I don’t want to forget K-2SO (with motion capture and voice performed by Alan Tudyk). As droids tend to do in Star Wars films, he provides a lot of comedic relief. But there’s real personality there, provided in large part by Tudyk’s performance.
On the dark side the central driving villain is Orson Krennic (Ben Mendelsohn). In his unique pursuit of building a massive weapon, Krennic pursues the Erso’s across the galaxy. His malevolence is only outmatched by his superiors. Yes, Darth Vader is in the film and he’s as bad-ass as you remember him from other Star Wars movies.
There is no cantina scene, although one rebel group’s hideout comes close. But there are a lot of alien creatures, real and CG, in the film. If that’s part of the reason you love Star Wars, you won’t be disappointed by Rogue One.

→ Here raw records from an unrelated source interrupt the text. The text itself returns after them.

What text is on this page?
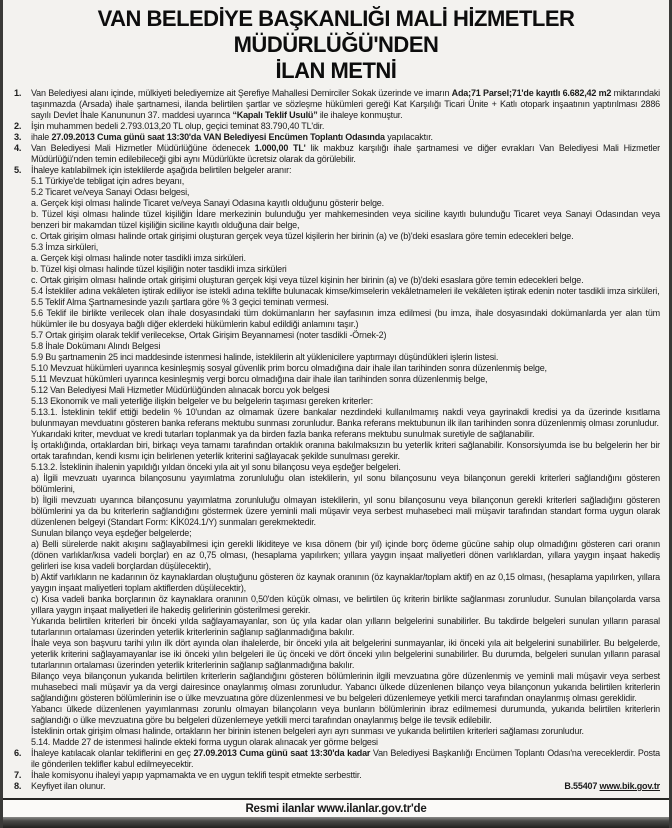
VAN BELEDİYE BAŞKANLIĞI MALİ HİZMETLER MÜDÜRLÜĞÜ'NDEN
İLAN METNİ
1.	Van Belediyesi alanı içinde, mülkiyeti belediyemize ait Şerefiye Mahallesi Demirciler Sokak üzerinde ve imarın Ada;71 Parsel;71'de kayıtlı 6.682,42 m2 miktarındaki taşınmazda (Arsada) ihale şartnamesi, ilanda belirtilen şartlar ve sözleşme hükümleri gereği Kat Karşılığı Ticari Ünite + Katlı otopark inşaatının yaptırılması 2886 sayılı Devlet İhale Kanununun 37. maddesi uyarınca “Kapalı Teklif Usulü” ile ihaleye konmuştur.
2.	İşin muhammen bedeli 2.793.013,20 TL olup, geçici teminat 83.790,40 TL'dir.
3.	ihale 27.09.2013 Cuma günü saat 13:30'da VAN Belediyesi Encümen Toplantı Odasında yapılacaktır.
4.	Van Belediyesi Mali Hizmetler Müdürlüğüne ödenecek 1.000,00 TL' lik makbuz karşılığı ihale şartnamesi ve diğer evrakları Van Belediyesi Mali Hizmetler Müdürlüğü'nden temin edilebileceği gibi aynı Müdürlükte ücretsiz olarak da görülebilir.
5.	İhaleye katılabilmek için isteklilerde aşağıda belirtilen belgeler aranır:
5.1 Türkiye'de tebligat için adres beyanı,
5.2 Ticaret ve/veya Sanayi Odası belgesi,
a. Gerçek kişi olması halinde Ticaret ve/veya Sanayi Odasına kayıtlı olduğunu gösterir belge.
b. Tüzel kişi olması halinde tüzel kişiliğin İdare merkezinin bulunduğu yer mahkemesinden veya siciline kayıtlı bulunduğu Ticaret veya Sanayi Odasından veya benzeri bir makamdan tüzel kişiliğin siciline kayıtlı olduğuna dair belge,
c. Ortak girişim olması halinde ortak girişimi oluşturan gerçek veya tüzel kişilerin her birinin (a) ve (b)'deki esaslara göre temin edecekleri belge.
5.3 İmza sirküleri,
a. Gerçek kişi olması halinde noter tasdikli imza sirküleri.
b. Tüzel kişi olması halinde tüzel kişiliğin noter tasdikli imza sirküleri
c. Ortak girişim olması halinde ortak girişimi oluşturan gerçek kişi veya tüzel kişinin her birinin (a) ve (b)'deki esaslara göre temin edecekleri belge.
5.4 İstekliler adına vekâleten iştirak ediliyor ise istekli adına teklifte bulunacak kimse/kimselerin vekâletnameleri ile vekâleten iştirak edenin noter tasdikli imza sirküleri,
5.5 Teklif Alma Şartnamesinde yazılı şartlara göre % 3 geçici teminatı vermesi.
5.6 Teklif ile birlikte verilecek olan ihale dosyasındaki tüm dokümanların her sayfasının imza edilmesi (bu imza, ihale dosyasındaki dokümanlarda yer alan tüm hükümler ile bu dosyaya bağlı diğer eklerdeki hükümlerin kabul edildiği anlamını taşır.)
5.7 Ortak girişim olarak teklif verilecekse, Ortak Girişim Beyannamesi (noter tasdikli -Örnek-2)
5.8 İhale Dokümanı Alındı Belgesi
5.9 Bu şartnamenin 25 inci maddesinde istenmesi halinde, isteklilerin alt yüklenicilere yaptırmayı düşündükleri işlerin listesi.
5.10 Mevzuat hükümleri uyarınca kesinleşmiş sosyal güvenlik prim borcu olmadığına dair ihale ilan tarihinden sonra düzenlenmiş belge,
5.11 Mevzuat hükümleri uyarınca kesinleşmiş vergi borcu olmadığına dair ihale ilan tarihinden sonra düzenlenmiş belge,
5.12 Van Belediyesi Mali Hizmetler Müdürlüğünden alınacak borcu yok belgesi
5.13 Ekonomik ve mali yeterliğe ilişkin belgeler ve bu belgelerin taşıması gereken kriterler:
5.13.1. İsteklinin teklif ettiği bedelin % 10'undan az olmamak üzere bankalar nezdindeki kullanılmamış nakdi veya gayrinakdi kredisi ya da üzerinde kısıtlama bulunmayan mevduatını gösteren banka referans mektubu sunması zorunludur. Banka referans mektubunun ilk ilan tarihinden sonra düzenlenmiş olması zorunludur.
Yukarıdaki kriter, mevduat ve kredi tutarları toplanmak ya da birden fazla banka referans mektubu sunulmak suretiyle de sağlanabilir.
İş ortaklığında, ortaklardan biri, birkaçı veya tamamı tarafından ortaklık oranına bakılmaksızın bu yeterlik kriteri sağlanabilir. Konsorsiyumda ise bu belgelerin her bir ortak tarafından, kendi kısmı için belirlenen yeterlik kriterini sağlayacak şekilde sunulması gerekir.
5.13.2. İsteklinin ihalenin yapıldığı yıldan önceki yıla ait yıl sonu bilançosu veya eşdeğer belgeleri.
a) İlgili mevzuatı uyarınca bilançosunu yayımlatma zorunluluğu olan isteklilerin, yıl sonu bilançosunu veya bilançonun gerekli kriterleri sağlandığını gösteren bölümlerini,
b) İlgili mevzuatı uyarınca bilançosunu yayımlatma zorunluluğu olmayan isteklilerin, yıl sonu bilançosunu veya bilançonun gerekli kriterleri sağladığını gösteren bölümlerini ya da bu kriterlerin sağlandığını göstermek üzere yeminli mali müşavir veya serbest muhasebeci mali müşavir tarafından standart forma uygun olarak düzenlenen belgeyi (Standart Form: KİK024.1/Y) sunmaları gerekmektedir.
Sunulan bilanço veya eşdeğer belgelerde;
a) Belli sürelerde nakit akışını sağlayabilmesi için gerekli likiditeye ve kısa dönem (bir yıl) içinde borç ödeme gücüne sahip olup olmadığını gösteren cari oranın (dönen varlıklar/kısa vadeli borçlar) en az 0,75 olması, (hesaplama yapılırken; yıllara yaygın inşaat maliyetleri dönen varlıklardan, yıllara yaygın inşaat hakediş gelirleri ise kısa vadeli borçlardan düşülecektir),
b) Aktif varlıkların ne kadarının öz kaynaklardan oluştuğunu gösteren öz kaynak oranının (öz kaynaklar/toplam aktif) en az 0,15 olması, (hesaplama yapılırken, yıllara yaygın inşaat maliyetleri toplam aktiflerden düşülecektir),
c) Kısa vadeli banka borçlarının öz kaynaklara oranının 0,50'den küçük olması, ve belirtilen üç kriterin birlikte sağlanması zorunludur. Sunulan bilançolarda varsa yıllara yaygın inşaat maliyetleri ile hakediş gelirlerinin gösterilmesi gerekir.
Yukarıda belirtilen kriterleri bir önceki yılda sağlayamayanlar, son üç yıla kadar olan yılların belgelerini sunabilirler. Bu takdirde belgeleri sunulan yılların parasal tutarlarının ortalaması üzerinden yeterlik kriterlerinin sağlanıp sağlanmadığına bakılır.
İhale veya son başvuru tarihi yılın ilk dört ayında olan ihalelerde, bir önceki yıla ait belgelerini sunmayanlar, iki önceki yıla ait belgelerini sunabilirler. Bu belgelerde, yeterlik kriterini sağlayamayanlar ise iki önceki yılın belgeleri ile üç önceki ve dört önceki yılın belgelerini sunabilirler. Bu durumda, belgeleri sunulan yılların parasal tutarlarının ortalaması üzerinden yeterlik kriterlerinin sağlanıp sağlanmadığına bakılır.
Bilanço veya bilançonun yukarıda belirtilen kriterlerin sağlandığını gösteren bölümlerinin ilgili mevzuatına göre düzenlenmiş ve yeminli mali müşavir veya serbest muhasebeci mali müşavir ya da vergi dairesince onaylanmış olması zorunludur. Yabancı ülkede düzenlenen bilanço veya bilançonun yukarıda belirtilen kriterlerin sağlandığını gösteren bölümlerinin ise o ülke mevzuatına göre düzenlenmesi ve bu belgeleri düzenlemeye yetkili merci tarafından onaylanmış olması gereklidir.
Yabancı ülkede düzenlenen yayımlanması zorunlu olmayan bilançoların veya bunların bölümlerinin ibraz edilmemesi durumunda, yukarıda belirtilen kriterlerin sağlandığı o ülke mevzuatına göre bu belgeleri düzenlemeye yetkili merci tarafından onaylanmış belge ile tevsik edilebilir.
İsteklinin ortak girişim olması halinde, ortakların her birinin istenen belgeleri ayrı ayrı sunması ve yukarıda belirtilen kriterleri sağlaması zorunludur.
5.14. Madde 27 de istenmesi halinde ekteki forma uygun olarak alınacak yer görme belgesi
6.	İhaleye katılacak olanlar tekliflerini en geç 27.09.2013 Cuma günü saat 13:30'da kadar Van Belediyesi Başkanlığı Encümen Toplantı Odası'na vereceklerdir. Posta ile gönderilen teklifler kabul edilmeyecektir.
7.	İhale komisyonu ihaleyi yapıp yapmamakta ve en uygun teklifi tespit etmekte serbesttir.
8.	Keyfiyet ilan olunur.	B.55407 www.bik.gov.tr
Resmi ilanlar www.ilanlar.gov.tr'de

The story by John Knoll and Gary Whitta, really was just what the Star Wars universe needed at this moment. It was polished into a screenplay by Chris Weitz and Tony Gilroy, with some fixes to the third act that really did make for a stronger finale. Cinematographer Greig Frazer teamed up with visual effects saces John Knoll and Mohen Leo and special effect guru Neil Corbould to create a totally believable world. Finally, the creature effects provided by Neal Scanlan fit perfectly into the Star Wars universe.
There’s a lot more I want to talk about, but almost all of it requires diving into spoilers, which I’ll have to save for another review. In the meantime, go see “Rogue One: A Star Wars Story.” It is a gritty Star Wars movie any fan will love.